For those in the integrity business, the news comes as both good and bad. Tim Dodd, the executive director of the Center for Academic Integrity at Duke University in Durham, N.C., says he wrote a colleague an e-mail when he found out that his area of expertise was the most popular word of 2005: In all honesty, I'm not sure whether I'm heartened or depressed by this finding, he wrote.

It's heartening, he explains later, that people are curious enough about its significance to look it up. But it's sobering, he adds, that they need to look up integrity in the first place.

Top 10 most looked-up words of 2005

1. integrity n. firm adherence to a code, especially moral or artistic values; incorruptibility.

2. refugee n. one that flees; especially a person who flees to a foreign country or power to escape danger or persecution.

3. contempt n. willful disobedience to or open disrespect of a court, judge or legislative body.

4. filibuster n. the use of extreme dilatory tactics in an attempt to delay or prevent action, especially in a legislative assembly.

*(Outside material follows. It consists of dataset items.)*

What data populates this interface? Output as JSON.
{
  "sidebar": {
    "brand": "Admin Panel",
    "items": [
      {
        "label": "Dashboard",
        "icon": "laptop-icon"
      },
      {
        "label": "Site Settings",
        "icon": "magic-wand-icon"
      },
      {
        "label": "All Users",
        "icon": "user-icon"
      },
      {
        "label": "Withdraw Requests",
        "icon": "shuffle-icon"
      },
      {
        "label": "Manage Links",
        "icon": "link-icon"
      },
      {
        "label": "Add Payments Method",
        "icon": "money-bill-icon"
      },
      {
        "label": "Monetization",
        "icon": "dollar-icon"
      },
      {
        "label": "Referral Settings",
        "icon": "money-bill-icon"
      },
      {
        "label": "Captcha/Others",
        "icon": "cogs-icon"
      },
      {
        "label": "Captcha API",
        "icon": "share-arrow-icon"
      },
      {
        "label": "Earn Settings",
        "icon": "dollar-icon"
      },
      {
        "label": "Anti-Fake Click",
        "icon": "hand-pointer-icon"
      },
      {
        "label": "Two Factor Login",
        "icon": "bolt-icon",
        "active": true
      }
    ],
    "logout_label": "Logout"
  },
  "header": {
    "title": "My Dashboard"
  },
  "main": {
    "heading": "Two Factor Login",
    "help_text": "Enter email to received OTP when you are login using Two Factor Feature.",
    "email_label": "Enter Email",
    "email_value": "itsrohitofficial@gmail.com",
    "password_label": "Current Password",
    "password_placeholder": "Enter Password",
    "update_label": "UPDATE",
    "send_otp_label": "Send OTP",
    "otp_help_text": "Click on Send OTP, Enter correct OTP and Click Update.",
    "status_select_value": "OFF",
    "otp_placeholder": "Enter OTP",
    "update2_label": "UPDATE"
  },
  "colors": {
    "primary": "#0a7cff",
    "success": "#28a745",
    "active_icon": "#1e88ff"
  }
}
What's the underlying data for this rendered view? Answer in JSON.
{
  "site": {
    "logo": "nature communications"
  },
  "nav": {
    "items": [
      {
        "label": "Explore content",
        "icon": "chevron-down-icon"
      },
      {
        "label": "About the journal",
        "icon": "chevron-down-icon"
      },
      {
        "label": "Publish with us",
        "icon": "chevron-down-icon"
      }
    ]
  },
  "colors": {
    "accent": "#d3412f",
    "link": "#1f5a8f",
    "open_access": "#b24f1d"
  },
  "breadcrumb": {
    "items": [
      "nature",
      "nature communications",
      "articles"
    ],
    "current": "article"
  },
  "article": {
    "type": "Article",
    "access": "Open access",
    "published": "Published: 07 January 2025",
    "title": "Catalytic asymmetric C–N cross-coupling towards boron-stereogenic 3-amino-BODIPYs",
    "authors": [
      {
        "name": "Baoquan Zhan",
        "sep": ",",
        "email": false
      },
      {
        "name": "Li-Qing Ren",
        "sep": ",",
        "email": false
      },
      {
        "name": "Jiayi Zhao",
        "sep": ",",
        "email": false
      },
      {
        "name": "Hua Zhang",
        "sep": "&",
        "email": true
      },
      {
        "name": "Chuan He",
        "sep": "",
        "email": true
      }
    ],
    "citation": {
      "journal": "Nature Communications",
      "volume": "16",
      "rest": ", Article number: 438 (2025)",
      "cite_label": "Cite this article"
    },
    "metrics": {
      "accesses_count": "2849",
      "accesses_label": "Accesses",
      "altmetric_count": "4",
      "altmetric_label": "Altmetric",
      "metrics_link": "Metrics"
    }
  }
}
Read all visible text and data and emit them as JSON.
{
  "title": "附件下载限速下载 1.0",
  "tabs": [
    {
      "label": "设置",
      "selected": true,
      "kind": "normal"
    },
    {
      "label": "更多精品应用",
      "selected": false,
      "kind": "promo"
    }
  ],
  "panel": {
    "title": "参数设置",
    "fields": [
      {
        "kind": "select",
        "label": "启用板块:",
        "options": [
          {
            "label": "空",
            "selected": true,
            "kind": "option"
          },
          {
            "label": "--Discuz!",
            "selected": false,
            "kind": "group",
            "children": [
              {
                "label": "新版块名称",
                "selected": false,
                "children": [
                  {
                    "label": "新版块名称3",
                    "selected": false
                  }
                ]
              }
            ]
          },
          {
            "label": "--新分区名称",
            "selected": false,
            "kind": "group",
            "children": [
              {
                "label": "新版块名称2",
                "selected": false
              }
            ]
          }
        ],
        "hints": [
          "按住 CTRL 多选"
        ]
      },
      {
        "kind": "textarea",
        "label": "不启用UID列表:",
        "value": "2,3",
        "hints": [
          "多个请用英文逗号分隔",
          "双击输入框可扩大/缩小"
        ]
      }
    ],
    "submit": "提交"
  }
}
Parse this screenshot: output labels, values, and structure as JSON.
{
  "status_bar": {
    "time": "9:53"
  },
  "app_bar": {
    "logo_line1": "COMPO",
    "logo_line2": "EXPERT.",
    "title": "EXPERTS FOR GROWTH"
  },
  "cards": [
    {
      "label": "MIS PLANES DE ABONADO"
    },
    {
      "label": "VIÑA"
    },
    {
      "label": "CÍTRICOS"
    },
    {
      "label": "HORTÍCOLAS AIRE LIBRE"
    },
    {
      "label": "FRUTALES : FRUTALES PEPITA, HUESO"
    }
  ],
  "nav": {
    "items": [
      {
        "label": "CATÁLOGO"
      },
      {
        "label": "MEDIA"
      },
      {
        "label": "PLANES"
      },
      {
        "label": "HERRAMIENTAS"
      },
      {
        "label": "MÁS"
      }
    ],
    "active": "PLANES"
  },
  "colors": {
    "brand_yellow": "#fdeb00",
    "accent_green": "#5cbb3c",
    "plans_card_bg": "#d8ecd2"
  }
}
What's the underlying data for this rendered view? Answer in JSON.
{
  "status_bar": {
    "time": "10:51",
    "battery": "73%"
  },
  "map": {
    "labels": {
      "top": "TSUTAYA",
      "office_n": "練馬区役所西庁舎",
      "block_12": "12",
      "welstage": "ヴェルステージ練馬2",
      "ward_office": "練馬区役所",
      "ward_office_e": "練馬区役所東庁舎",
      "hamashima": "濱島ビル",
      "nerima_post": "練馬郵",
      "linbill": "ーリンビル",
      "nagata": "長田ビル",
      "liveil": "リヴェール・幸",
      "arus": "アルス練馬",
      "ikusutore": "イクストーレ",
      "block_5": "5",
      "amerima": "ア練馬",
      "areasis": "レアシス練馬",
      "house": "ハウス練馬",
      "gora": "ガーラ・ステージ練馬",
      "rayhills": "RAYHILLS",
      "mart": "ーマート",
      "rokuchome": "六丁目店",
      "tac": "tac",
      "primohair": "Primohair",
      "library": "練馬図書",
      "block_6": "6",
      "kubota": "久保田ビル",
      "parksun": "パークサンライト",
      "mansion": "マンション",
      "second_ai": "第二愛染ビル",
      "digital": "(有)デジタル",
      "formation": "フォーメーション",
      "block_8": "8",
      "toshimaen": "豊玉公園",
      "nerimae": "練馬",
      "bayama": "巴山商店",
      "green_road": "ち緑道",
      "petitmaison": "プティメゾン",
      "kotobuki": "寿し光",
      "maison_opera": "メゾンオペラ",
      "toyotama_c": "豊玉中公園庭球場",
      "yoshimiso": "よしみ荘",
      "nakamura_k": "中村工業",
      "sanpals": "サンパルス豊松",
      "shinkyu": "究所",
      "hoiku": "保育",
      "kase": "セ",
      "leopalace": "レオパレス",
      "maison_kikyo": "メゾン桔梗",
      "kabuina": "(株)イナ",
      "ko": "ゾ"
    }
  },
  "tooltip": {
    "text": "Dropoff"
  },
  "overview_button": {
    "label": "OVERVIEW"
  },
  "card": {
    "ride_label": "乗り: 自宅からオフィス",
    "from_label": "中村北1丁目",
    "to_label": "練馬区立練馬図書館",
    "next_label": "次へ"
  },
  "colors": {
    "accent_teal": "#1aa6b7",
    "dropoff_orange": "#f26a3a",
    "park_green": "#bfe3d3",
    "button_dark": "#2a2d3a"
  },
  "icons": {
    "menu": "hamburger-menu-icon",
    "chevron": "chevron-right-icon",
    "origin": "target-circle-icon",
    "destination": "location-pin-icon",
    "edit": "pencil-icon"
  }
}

5. insipid adj. lacking in qualities that interest, stimulate or challenge; dull, flat.

6. tsunami n. a great sea wave produced especially by submarine earth movement or volcanic eruption.

7. pandemic n. occurring over a wide geographic area and affecting an exceptionally high proportion of the population.

8. conclave n. a private meeting or secret assembly, especially a meeting of Roman Catholic cardinals secluded continuously while choosing a pope.

9. levee n. an embankment for preventing flooding; a continuous dike or ridge (as of earth) for confining the irrigation areas of land to be flooded.

10: inept n. generally incompetent; bungling.